HR & Management
School leavers are not ready for business
4 min read
23 August 2012
No surprise the skills-gap is widening: graduates fail in the basic skills needed to hit the working-ground running.
With thousands of GCSE students due to get their results this week, education is the talk of the town again. Between those who will spend their next few years at university and those who are starting the working life straight away, entrepreneurs look at the school leavers and know one thing: they’re not ready for business.
Eight in ten businesses believe that more needs to be done to prepare students for employment, according to research by the Federation of Small Businesses (FSB). The skills-gap is too palpable across the UK.
It is a shame: some 59 per cent of survey respondents reported that their young 16 to 17-year-old employees suffered from poor literacy skills. Numeracy was also judged to be poor by 55 per cent and 56 per cent said communication skills fell short.
Not only this, but 77 per cent also found that school leavers’ general business awareness was poor.
The lack in basic skills essential for entering the working life proves once again that the current education system fails to merge work experience with teaching. As a result, graduates find it hard to apply the theoretical skills learned at school in the working world.
In a recent conversation with Real Business, technology pioneer and CEO of UKFast, Lawrence Jones, spoke about the absence of teaching applicable skills at UK schools. Why is business awareness not part of the agenda? Why does the maths agenda not include accounting skills? Why are we failing to teach students basic programming skills to prepare them for the digital environment?
UKFast’s policy is to only hire people who have worked as teenagers. “We only hire people who have at least done a paper-round when they were at school,” said Jones. “The experience you gain from doing that is invaluable – something you can’t teach.”
Jones went on to say that the responsibility to push their children to gain work experience while they’re young lies, to a great part, with the parents.

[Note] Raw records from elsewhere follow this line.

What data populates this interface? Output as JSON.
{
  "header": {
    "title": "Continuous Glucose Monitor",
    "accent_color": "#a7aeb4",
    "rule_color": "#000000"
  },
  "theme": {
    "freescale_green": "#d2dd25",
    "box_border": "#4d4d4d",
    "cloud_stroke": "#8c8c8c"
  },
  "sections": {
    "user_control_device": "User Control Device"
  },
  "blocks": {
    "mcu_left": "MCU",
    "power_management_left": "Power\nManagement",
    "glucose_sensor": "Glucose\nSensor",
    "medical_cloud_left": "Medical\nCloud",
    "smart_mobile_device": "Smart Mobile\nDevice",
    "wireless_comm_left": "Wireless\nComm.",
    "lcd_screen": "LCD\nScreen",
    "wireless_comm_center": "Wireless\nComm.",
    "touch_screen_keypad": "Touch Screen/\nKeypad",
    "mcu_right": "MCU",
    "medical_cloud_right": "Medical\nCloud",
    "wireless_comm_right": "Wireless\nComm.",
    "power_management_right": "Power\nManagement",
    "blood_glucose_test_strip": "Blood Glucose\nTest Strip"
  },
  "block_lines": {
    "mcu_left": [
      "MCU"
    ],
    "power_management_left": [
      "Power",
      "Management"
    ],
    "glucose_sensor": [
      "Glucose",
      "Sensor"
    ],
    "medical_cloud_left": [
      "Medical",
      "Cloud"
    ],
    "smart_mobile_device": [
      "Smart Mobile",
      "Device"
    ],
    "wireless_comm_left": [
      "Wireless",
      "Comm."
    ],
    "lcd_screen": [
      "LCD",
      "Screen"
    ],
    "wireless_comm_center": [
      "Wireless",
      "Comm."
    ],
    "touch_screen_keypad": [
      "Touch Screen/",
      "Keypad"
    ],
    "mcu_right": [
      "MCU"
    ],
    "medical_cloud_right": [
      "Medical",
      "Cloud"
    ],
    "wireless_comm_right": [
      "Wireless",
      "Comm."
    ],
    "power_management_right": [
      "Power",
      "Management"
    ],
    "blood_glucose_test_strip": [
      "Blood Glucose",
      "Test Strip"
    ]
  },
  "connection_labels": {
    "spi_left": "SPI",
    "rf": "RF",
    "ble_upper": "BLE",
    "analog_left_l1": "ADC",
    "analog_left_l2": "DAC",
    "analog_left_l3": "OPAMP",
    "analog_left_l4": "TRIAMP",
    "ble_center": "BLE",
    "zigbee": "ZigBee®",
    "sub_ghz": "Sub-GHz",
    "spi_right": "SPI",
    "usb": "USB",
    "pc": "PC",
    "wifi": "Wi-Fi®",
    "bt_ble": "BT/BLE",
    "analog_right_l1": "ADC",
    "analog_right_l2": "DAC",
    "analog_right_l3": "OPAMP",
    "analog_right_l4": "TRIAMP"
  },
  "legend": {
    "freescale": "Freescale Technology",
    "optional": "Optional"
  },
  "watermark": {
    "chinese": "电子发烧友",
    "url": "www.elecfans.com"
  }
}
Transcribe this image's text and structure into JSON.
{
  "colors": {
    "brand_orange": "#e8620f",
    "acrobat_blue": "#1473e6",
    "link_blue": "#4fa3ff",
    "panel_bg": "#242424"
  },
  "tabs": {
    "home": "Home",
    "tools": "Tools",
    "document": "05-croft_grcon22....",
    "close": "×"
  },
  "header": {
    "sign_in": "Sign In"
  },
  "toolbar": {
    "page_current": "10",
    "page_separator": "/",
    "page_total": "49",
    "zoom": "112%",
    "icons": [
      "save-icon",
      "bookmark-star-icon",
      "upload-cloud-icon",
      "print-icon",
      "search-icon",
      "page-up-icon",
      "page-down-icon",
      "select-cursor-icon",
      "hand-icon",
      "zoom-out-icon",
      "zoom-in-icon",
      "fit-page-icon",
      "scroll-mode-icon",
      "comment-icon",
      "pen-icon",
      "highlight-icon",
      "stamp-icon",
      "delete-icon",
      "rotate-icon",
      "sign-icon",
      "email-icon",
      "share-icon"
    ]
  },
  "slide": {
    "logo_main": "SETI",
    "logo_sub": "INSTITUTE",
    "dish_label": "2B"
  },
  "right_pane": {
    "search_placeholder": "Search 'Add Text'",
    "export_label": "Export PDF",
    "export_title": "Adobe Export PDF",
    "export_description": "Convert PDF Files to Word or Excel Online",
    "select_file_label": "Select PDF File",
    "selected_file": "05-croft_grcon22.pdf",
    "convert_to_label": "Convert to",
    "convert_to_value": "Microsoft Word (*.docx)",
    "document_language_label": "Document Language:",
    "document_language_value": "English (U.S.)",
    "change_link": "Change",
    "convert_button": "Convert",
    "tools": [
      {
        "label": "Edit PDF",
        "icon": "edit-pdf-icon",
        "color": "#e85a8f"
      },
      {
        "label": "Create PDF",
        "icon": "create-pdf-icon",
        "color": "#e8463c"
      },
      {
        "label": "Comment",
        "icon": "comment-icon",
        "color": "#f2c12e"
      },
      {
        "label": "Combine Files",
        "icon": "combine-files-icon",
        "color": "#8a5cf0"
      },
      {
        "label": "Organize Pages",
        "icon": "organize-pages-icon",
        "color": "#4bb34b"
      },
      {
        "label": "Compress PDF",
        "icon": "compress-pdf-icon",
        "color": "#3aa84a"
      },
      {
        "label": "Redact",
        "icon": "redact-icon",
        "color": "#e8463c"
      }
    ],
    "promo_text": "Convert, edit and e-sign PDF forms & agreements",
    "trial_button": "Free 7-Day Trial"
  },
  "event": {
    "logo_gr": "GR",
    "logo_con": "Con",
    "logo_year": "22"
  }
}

But the schools too are not giving pupils the education they need to hit the ground running as a graduate.
The survey proves that even improving basic literacy and numeracy skills would better prepare young people for work in business. Improving careers guidance and teaching CV writing, time management, problem solving and team working skills would be taking it a step further – although those are basic skills needed for any job.
At the same time, unemployment figures show that not being equipped with the skills above make it tough to compete in today’s job market. Figures last week showed that there are still a million young people in the UK without work.
The question remains how to make sure the core workplace skills are embedded in a student’s education, to tackle not just unemployment, but also the skills-gap that is making so many SMEs in the UK struggle to grow.
John Walker, national chairman of the Federation of Small Businesses, commented in a press release: “These are the skills with which young people need to be equipped with to be successful in today’s tough jobs market. We want to see schools give these skills a higher priority by embedding them in all teaching from an early stage.”
“All schools should be offering work experience to their pupils and engaging with local small businesses to ensure that young people are getting the work-related learning that they need.”